Over the next five years, it expects annual free cash flow growth above 10% at a conservative US$60 for Brent and raised its share buyback guidance range to US$10bn to US$20bn per annum, promising to use surplus cash on its balance sheet to continue buybacks even when oil prices drop.

With a 3.5%-4.0% dividend yield, and a US$10bn-US$15bn buyback through the cycle, UBS calculates investors are going to begin each year ‘with an almost 10% distributable return.’

Consensus Recommendation: Hold / Price Target US$189.65 (Share Price US$162.77; +0.4%)

UBS Recommendation: Buy / Price Target US$215

Credit Suisse Recommendation: Outperform / Price Target US$205

 

And earnings without end

While US earnings season is beginning to slow, there’s still several fascinating companies checking in:

 

JD.com (JD) –  Thursday,  March 9

Wall Street expects JD to secure 52 cents per share on revenue of US$43.05 billion. This compares to the year-ago quarter when earnings came to 33 cents per share on revenue of US$38.34 billion.

If there’s any warranted optimism in a China rebound, JD’s income from operations – which is ahead 235% YoY – is potential evidence.

The attraction for snappy traders is the JD share price is down 16% YTD.

While the Chinese e-commerce giant has made a name for itself by selling electronics, appliances and other consumer items, which accounts for some 50% of its revenues, JD wants to emerge as a leader in the realm of technology and logistics — a la Amazon (AMZN).

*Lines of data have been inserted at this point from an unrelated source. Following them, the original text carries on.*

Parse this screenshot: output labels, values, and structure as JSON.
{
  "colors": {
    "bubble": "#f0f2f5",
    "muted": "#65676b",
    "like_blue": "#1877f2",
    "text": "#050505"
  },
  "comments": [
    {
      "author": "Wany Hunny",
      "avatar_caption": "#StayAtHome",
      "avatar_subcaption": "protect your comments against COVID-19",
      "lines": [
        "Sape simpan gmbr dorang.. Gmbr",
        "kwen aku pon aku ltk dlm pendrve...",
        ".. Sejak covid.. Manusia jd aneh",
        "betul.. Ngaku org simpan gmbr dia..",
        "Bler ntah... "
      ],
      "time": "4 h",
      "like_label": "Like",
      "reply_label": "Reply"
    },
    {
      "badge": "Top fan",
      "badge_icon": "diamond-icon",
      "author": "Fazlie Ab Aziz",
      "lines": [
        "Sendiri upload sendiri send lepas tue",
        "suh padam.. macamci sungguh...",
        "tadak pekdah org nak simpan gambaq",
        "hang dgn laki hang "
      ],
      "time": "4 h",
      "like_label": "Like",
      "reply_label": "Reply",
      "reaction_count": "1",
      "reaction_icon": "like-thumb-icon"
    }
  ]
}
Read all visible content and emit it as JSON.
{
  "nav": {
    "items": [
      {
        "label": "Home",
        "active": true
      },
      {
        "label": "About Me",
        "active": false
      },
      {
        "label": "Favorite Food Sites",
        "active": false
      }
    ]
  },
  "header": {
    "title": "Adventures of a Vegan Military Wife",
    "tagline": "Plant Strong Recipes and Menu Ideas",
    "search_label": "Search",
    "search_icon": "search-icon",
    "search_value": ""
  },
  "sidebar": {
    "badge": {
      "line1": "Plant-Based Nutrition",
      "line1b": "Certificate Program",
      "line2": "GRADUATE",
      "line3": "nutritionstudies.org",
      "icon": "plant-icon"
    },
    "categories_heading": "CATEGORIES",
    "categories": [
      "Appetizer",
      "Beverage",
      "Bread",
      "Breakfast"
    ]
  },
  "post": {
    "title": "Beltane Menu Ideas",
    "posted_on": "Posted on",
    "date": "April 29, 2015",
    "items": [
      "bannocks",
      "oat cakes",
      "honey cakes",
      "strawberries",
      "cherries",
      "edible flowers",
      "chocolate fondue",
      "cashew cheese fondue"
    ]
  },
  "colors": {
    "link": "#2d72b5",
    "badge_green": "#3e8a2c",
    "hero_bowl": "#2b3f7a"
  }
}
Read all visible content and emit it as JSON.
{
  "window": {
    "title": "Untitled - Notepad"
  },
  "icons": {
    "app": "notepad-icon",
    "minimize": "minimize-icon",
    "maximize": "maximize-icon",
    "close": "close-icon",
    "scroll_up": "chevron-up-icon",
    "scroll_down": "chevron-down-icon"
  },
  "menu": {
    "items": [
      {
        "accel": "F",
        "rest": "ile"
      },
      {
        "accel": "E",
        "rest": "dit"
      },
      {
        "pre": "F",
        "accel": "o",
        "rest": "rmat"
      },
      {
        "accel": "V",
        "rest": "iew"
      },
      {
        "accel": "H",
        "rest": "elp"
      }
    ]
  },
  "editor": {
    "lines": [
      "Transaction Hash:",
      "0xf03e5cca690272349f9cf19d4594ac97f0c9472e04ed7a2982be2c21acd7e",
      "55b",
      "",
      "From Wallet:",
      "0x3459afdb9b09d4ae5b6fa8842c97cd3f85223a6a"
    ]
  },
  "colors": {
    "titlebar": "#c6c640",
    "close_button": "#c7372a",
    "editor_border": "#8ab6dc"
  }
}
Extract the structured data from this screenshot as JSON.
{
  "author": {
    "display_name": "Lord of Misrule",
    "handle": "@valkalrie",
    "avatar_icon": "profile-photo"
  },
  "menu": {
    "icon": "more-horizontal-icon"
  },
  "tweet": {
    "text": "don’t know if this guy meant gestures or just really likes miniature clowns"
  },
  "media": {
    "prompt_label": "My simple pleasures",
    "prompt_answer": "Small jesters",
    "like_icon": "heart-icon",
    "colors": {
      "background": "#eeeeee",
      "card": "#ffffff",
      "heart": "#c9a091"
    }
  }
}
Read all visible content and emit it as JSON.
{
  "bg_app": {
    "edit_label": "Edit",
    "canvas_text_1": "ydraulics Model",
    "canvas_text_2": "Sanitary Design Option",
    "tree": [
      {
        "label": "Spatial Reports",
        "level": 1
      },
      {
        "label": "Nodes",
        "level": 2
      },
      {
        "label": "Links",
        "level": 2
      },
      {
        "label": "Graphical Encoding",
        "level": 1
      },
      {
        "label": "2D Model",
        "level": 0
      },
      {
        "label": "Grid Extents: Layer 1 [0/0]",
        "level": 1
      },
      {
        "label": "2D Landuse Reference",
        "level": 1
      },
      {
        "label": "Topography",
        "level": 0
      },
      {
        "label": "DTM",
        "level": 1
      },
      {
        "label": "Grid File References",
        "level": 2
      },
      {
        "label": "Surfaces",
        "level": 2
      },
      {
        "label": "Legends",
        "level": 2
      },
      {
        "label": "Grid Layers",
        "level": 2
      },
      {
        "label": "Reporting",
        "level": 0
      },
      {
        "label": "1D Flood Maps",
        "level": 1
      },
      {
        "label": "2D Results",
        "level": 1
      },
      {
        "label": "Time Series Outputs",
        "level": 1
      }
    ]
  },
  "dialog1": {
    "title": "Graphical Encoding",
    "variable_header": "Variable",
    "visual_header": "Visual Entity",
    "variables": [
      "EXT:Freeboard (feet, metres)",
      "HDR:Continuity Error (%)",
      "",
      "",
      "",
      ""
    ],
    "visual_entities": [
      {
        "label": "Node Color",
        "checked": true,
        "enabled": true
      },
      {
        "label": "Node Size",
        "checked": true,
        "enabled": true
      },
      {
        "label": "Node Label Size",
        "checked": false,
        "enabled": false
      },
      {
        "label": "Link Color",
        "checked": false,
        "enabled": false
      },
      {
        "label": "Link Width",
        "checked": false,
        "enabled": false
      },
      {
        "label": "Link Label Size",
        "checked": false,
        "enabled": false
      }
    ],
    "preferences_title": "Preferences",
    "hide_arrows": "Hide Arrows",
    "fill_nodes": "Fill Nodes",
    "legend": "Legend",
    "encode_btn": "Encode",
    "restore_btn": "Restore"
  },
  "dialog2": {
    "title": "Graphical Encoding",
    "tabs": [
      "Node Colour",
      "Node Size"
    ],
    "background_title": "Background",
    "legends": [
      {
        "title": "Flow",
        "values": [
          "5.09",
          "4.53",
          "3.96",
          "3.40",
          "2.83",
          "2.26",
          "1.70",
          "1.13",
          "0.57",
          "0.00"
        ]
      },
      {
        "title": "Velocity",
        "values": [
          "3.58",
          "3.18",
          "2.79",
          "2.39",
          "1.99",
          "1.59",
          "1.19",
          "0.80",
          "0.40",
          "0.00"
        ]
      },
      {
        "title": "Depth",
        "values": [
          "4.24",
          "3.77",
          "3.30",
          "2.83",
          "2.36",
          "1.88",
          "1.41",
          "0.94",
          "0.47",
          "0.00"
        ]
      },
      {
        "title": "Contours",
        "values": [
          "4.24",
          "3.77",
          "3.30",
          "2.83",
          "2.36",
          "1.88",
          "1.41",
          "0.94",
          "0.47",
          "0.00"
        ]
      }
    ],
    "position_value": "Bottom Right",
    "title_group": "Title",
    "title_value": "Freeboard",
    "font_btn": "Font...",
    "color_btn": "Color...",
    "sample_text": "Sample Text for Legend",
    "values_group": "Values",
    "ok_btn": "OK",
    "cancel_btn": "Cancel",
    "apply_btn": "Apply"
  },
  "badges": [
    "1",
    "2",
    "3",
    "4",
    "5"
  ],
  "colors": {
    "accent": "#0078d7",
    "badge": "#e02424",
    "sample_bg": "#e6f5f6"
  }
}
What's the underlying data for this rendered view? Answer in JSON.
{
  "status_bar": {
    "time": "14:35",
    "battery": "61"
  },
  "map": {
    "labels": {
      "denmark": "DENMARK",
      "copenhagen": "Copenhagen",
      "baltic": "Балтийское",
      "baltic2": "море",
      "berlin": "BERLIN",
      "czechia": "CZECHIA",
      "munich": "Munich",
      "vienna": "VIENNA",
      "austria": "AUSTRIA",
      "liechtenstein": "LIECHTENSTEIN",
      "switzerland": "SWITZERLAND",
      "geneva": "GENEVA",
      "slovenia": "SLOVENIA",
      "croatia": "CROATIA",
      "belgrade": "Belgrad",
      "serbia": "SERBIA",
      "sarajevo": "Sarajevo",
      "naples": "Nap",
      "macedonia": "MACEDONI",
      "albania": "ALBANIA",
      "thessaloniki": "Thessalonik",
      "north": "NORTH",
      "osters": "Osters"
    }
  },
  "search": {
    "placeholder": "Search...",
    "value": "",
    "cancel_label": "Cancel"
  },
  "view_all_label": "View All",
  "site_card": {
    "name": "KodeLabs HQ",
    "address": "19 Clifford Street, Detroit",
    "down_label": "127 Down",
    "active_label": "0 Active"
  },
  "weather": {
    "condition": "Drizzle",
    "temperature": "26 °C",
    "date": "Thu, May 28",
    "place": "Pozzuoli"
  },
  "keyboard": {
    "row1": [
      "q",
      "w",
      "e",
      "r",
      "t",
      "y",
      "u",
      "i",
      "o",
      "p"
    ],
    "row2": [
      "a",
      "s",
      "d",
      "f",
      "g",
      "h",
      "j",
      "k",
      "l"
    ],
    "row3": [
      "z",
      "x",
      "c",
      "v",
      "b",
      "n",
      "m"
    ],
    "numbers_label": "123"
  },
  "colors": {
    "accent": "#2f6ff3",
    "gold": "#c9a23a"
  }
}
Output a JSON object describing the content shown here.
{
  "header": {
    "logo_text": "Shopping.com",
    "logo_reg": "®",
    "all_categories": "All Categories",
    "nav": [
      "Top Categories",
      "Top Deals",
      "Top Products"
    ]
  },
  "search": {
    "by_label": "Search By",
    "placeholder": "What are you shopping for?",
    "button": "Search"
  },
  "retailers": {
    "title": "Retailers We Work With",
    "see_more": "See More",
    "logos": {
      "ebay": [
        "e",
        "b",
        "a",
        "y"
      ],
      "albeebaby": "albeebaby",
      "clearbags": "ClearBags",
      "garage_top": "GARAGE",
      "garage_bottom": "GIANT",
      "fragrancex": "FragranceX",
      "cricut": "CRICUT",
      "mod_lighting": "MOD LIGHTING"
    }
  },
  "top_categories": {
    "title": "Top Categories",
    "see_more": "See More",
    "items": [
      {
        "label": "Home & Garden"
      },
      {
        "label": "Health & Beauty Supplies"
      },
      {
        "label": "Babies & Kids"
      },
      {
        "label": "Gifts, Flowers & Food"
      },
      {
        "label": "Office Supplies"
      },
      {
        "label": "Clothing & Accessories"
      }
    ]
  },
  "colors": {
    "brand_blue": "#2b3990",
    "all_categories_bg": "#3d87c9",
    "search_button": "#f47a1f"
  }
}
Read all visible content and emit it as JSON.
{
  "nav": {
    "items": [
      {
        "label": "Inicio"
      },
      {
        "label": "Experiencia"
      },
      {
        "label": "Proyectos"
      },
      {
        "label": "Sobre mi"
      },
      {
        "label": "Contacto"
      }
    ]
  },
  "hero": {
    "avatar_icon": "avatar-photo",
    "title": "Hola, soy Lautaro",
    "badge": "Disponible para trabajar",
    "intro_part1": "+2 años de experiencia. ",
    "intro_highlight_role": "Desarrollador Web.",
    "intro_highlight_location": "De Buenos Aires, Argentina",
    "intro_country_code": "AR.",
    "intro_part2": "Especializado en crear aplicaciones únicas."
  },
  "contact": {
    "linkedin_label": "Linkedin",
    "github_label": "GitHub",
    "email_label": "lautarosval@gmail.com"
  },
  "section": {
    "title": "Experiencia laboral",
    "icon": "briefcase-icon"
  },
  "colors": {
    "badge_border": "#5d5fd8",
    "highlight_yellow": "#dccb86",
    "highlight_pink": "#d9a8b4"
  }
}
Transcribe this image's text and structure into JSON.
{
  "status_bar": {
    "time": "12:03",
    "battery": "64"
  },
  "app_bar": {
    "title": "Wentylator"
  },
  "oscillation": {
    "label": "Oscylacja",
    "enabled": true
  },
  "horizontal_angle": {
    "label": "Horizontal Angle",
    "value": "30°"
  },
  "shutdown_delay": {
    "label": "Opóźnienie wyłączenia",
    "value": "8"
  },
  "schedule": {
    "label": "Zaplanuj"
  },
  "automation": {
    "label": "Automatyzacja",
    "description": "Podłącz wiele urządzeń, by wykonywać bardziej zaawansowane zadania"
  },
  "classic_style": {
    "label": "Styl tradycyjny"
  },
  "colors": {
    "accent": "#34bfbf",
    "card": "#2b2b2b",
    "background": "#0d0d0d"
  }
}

It’s fundamentals are decent and its ambitions in this regard have started a bit of an e-commerce price war across China.

Add in the growth of JD Mall, combined with its investments in real estate — aimed at building out its logistics capabilities — there are still several growth catalysts to be excited about. Revenues rose 11% last qtr, year over year, while service revenues jumped 42%.

Combined with the Chinese regulators’ eagerness to deliver market some market confidence and reopen the Chinese economy, a bet (that’s what it’d be)  on the JD/China’s reopening looks pretty good, especially given the company’s diversified revenue sources within the country.

 

Oracle (ORCL) –  Thursday,  as well

Wall Street has Oracle earning US$1.20 per share on revenue of US$12.42 billion vs last time of US$1.13 per share, revenue of US$10.51 billion.

Oracle, despite software headwinds, has outperformed the market over the past year (up circa 12% vs the -9% of the S&P 500), largely thanks to the growing prospects of Oracle Cloud Infrastructure (OCI), making ORCL more of a transformation play toward a shiny new cloud subscription-based model.